While the rest of the blog world is eulogizing about the big 'V' day I have decided that I'm not dedicating this post to people treating the one they love to extra special stuff like fancy-schmancy dinners out, candy packaged in big red hearts, the token bouquet of roses and $7 cards waxing philosophical. I guess it's mainly because I'm not all about commercializing love, nor am I a fan of red roses. Those are for funerals. Besides, everyone knows love is about the small things like making sure the toilet paper hangs the right way, the seat is put down, the laundry is a co-ed sport and the girl gets the television remote every-now-and-then.
As passionate as I am about my dear husband I don't need the holiday police telling me when to celebrate my undying love for him. Because I am an awesome wife and prove daily just how much love I hold in my heart for him, I'm going to dedicate today's post to another passion of mine. Cooking.

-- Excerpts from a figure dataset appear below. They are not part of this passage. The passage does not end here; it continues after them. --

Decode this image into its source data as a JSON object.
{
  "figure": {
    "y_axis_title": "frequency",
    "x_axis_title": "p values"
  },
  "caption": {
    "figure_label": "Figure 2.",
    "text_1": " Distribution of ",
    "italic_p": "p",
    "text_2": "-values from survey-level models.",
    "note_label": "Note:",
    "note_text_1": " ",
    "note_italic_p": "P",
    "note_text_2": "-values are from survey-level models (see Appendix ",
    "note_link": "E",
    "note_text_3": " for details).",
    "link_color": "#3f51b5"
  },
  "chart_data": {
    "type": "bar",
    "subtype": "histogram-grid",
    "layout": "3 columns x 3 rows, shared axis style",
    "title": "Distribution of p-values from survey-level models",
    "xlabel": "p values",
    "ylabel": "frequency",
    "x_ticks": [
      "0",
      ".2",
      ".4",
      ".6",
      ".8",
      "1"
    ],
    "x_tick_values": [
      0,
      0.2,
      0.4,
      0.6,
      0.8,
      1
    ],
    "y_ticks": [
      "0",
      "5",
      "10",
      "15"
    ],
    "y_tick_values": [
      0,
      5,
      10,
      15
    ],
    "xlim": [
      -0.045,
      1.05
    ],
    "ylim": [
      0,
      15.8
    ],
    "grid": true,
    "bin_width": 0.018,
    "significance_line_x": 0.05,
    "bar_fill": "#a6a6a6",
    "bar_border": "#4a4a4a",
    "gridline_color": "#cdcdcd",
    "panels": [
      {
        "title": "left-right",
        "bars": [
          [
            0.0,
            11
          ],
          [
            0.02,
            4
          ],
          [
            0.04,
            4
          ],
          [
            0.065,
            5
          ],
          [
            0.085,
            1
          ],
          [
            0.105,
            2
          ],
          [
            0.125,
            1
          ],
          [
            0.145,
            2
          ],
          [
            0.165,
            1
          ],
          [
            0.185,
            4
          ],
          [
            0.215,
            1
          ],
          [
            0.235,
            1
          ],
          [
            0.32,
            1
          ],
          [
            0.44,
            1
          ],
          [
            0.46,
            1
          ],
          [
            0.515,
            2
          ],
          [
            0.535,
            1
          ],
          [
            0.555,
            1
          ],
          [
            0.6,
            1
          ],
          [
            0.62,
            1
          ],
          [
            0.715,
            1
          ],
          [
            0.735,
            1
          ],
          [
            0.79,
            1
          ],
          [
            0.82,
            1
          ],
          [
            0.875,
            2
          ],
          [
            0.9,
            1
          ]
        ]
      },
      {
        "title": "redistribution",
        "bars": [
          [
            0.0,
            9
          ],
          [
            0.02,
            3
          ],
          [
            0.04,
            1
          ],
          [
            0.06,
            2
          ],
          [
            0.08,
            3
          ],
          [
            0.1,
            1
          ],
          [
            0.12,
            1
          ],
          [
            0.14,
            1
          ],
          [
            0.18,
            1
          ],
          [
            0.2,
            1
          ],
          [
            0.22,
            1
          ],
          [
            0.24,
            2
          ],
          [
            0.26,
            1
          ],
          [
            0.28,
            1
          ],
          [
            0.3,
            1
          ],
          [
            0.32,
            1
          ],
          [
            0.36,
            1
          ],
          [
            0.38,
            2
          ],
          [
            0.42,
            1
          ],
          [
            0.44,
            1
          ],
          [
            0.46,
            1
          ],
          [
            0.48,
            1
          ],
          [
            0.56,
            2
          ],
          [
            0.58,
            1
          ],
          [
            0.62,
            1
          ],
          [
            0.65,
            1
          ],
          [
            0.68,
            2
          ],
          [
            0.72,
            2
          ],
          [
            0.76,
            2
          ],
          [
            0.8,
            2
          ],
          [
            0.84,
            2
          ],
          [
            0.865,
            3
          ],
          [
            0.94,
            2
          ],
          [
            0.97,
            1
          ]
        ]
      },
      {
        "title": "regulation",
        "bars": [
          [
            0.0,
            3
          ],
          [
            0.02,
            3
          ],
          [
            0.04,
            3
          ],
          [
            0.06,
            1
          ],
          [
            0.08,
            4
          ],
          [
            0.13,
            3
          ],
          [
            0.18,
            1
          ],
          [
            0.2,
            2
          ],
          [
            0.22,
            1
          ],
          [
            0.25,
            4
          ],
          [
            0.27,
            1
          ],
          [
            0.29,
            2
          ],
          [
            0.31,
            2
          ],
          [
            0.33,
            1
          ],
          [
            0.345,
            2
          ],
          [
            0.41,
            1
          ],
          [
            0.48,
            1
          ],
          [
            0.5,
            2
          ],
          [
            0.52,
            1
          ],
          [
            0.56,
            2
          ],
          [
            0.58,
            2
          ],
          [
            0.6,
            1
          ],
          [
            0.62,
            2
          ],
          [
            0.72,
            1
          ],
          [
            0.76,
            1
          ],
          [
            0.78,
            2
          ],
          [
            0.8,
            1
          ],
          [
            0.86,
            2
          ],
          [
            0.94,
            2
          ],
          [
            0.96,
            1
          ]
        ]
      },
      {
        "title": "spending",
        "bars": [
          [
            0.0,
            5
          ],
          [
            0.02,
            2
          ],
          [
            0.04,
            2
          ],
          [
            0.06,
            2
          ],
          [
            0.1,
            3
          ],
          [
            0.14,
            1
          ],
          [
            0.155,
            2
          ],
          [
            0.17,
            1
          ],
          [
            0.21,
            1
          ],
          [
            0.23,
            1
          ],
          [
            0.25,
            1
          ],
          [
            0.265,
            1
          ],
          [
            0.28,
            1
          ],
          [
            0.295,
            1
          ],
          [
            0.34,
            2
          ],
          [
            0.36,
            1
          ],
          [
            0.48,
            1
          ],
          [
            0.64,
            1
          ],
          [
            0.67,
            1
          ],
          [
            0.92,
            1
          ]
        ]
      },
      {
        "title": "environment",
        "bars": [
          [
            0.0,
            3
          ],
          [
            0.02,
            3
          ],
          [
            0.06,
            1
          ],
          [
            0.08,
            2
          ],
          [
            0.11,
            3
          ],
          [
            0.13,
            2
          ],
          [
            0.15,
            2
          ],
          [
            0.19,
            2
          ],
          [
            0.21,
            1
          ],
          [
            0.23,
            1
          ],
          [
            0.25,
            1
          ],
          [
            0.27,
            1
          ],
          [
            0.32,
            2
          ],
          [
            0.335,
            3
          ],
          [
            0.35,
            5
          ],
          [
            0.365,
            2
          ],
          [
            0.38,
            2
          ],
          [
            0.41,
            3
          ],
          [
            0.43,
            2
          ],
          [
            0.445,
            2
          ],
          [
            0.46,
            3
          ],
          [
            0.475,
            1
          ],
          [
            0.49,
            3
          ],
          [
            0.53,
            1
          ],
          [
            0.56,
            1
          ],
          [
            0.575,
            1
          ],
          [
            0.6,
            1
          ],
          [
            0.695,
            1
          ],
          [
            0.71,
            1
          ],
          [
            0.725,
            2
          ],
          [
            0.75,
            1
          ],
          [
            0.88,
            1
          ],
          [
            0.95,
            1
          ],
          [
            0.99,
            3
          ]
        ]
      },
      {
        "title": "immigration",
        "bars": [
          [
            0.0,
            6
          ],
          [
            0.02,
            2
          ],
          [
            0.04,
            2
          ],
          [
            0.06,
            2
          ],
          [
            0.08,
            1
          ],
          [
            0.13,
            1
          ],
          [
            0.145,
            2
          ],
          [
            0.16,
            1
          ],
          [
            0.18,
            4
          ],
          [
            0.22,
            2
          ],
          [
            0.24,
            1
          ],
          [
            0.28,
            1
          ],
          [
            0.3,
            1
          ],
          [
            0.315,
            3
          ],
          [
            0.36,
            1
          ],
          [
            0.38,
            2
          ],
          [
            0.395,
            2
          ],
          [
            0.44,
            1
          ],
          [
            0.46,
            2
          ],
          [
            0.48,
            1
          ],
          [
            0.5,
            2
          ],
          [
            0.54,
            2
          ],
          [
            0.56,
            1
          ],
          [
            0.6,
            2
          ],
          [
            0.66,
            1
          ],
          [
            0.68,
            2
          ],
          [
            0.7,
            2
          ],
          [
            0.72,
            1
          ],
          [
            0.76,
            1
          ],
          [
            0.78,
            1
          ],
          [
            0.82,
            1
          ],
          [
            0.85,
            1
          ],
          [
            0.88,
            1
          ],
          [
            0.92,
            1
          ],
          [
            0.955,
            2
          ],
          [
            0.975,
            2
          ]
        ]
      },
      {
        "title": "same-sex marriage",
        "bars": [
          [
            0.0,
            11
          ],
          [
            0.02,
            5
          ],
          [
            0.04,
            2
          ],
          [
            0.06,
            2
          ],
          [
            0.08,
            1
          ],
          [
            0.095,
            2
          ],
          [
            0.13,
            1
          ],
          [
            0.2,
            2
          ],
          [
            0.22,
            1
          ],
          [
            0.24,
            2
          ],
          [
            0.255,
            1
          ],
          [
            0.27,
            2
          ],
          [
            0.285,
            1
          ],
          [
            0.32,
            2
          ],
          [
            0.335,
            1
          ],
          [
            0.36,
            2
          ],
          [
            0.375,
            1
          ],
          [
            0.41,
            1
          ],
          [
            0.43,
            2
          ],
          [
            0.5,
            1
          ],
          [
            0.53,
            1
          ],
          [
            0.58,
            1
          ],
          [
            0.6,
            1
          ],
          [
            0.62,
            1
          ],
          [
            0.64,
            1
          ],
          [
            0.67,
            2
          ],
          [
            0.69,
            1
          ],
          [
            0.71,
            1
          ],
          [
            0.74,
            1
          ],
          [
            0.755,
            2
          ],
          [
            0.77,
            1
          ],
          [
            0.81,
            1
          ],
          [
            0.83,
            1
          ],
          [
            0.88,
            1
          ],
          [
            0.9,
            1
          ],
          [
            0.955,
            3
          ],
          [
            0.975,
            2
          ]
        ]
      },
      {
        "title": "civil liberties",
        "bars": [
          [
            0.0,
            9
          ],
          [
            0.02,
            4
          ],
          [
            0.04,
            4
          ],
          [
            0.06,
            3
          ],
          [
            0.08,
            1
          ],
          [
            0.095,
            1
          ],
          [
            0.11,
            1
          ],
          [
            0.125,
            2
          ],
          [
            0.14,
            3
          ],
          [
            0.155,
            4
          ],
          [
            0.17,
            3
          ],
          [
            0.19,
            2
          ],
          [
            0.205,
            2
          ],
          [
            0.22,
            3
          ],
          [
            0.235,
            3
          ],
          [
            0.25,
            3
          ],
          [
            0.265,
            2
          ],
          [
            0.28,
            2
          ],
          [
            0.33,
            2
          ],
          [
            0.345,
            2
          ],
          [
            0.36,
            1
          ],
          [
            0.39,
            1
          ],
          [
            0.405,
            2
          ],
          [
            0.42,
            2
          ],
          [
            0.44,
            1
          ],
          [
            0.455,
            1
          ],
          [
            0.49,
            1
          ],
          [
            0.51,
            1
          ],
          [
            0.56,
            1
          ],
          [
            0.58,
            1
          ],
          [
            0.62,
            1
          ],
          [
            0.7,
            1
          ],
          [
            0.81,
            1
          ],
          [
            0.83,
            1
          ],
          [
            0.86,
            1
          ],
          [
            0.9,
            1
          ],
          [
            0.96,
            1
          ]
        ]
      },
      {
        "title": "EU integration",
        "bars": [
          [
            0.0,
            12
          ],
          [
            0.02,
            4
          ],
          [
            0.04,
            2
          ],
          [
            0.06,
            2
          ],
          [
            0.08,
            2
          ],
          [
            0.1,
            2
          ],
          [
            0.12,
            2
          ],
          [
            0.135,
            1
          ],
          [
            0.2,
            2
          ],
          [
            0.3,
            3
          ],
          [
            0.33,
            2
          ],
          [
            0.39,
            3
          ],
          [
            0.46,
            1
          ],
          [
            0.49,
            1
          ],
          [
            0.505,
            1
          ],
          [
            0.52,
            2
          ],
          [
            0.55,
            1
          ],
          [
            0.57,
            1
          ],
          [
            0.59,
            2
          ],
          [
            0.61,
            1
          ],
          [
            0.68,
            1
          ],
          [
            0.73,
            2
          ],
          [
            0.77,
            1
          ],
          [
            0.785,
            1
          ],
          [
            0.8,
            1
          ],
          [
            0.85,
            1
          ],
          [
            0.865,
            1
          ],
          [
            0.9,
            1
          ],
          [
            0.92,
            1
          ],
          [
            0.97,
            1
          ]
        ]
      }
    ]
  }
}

I love, love, love to cook. Unfortunately, 2010 was a rather sucktackular year in my state of happiness and it took a toll on my creative ability in the kitchen. However, you will be glad to know that when 2011 rolled around I put the previous year behind me, made a vow to focus on the two passions I have (cooking and photography) and I haven't looked back. New Year's Day started out by making homemade tortillas, which then became chicken enchiladas smothered in green chile sauce and I've been cooking like crazy ever since(and running on the eliptical like a mad woman).
Yesterday I spent a great deal of time in the kitchen making Hungarian goulash, the way I'm sure my great grandma would've made. As I was cooking, I imagined that she chopped and browned the onions with the chunks of beef and used a heavy hand with the paprika like I did. As the goulash simmered for several hours, her house probably smelled as aromatic as mine. And, as I dropped the dumplings in the pot, I'm sure I waited in anticipation for them to rise to top just like grandma used to. I like to believe that grandma cooked with as much passion as I do and I think she'd be proud of me. I'm sure she would take my face in her hands and plant multiple kisses on my cheek. Just like she used to do.
2-3 lbs. beef chuck (cut into 1" cubes)
1 large yellow onion, chopped
1-1/2 tsp. salt
3 Tbsp olive oil
3 Tbsp good paprika (I actually use about 4 Tbsp. The more the better.)
3 Bay leaves
In a large bowl, mix together beef and salt. In a large pot, sautee' the onion in olive oil until onions are soft and nicely browned, about 5 minutes. Add beef and cook until browned. Stir in paprika and 1 cup water. Add bay leaves, bring to a boil, cover and simmer for 2-3 hrs until the meat is very tender. Add 2-3 cups of water, enough to cover the meat. Cover and continue simmering while you prepare the dumplings.
In a bowl, add two eggs, 3/4 c flour and 1/2 tsp salt. Mix until combined and let sit for 1/2 hour. Drop by teaspoon fulls into beef mixture. When the dumplings rise to the top, cover and simmer for 5 minutes, until the dumplings are cooked through.
I cooked some red potatoes, smashed them up with a little butter and served the goulash over that. You can also serve atop egg noodles. Serves 6-8.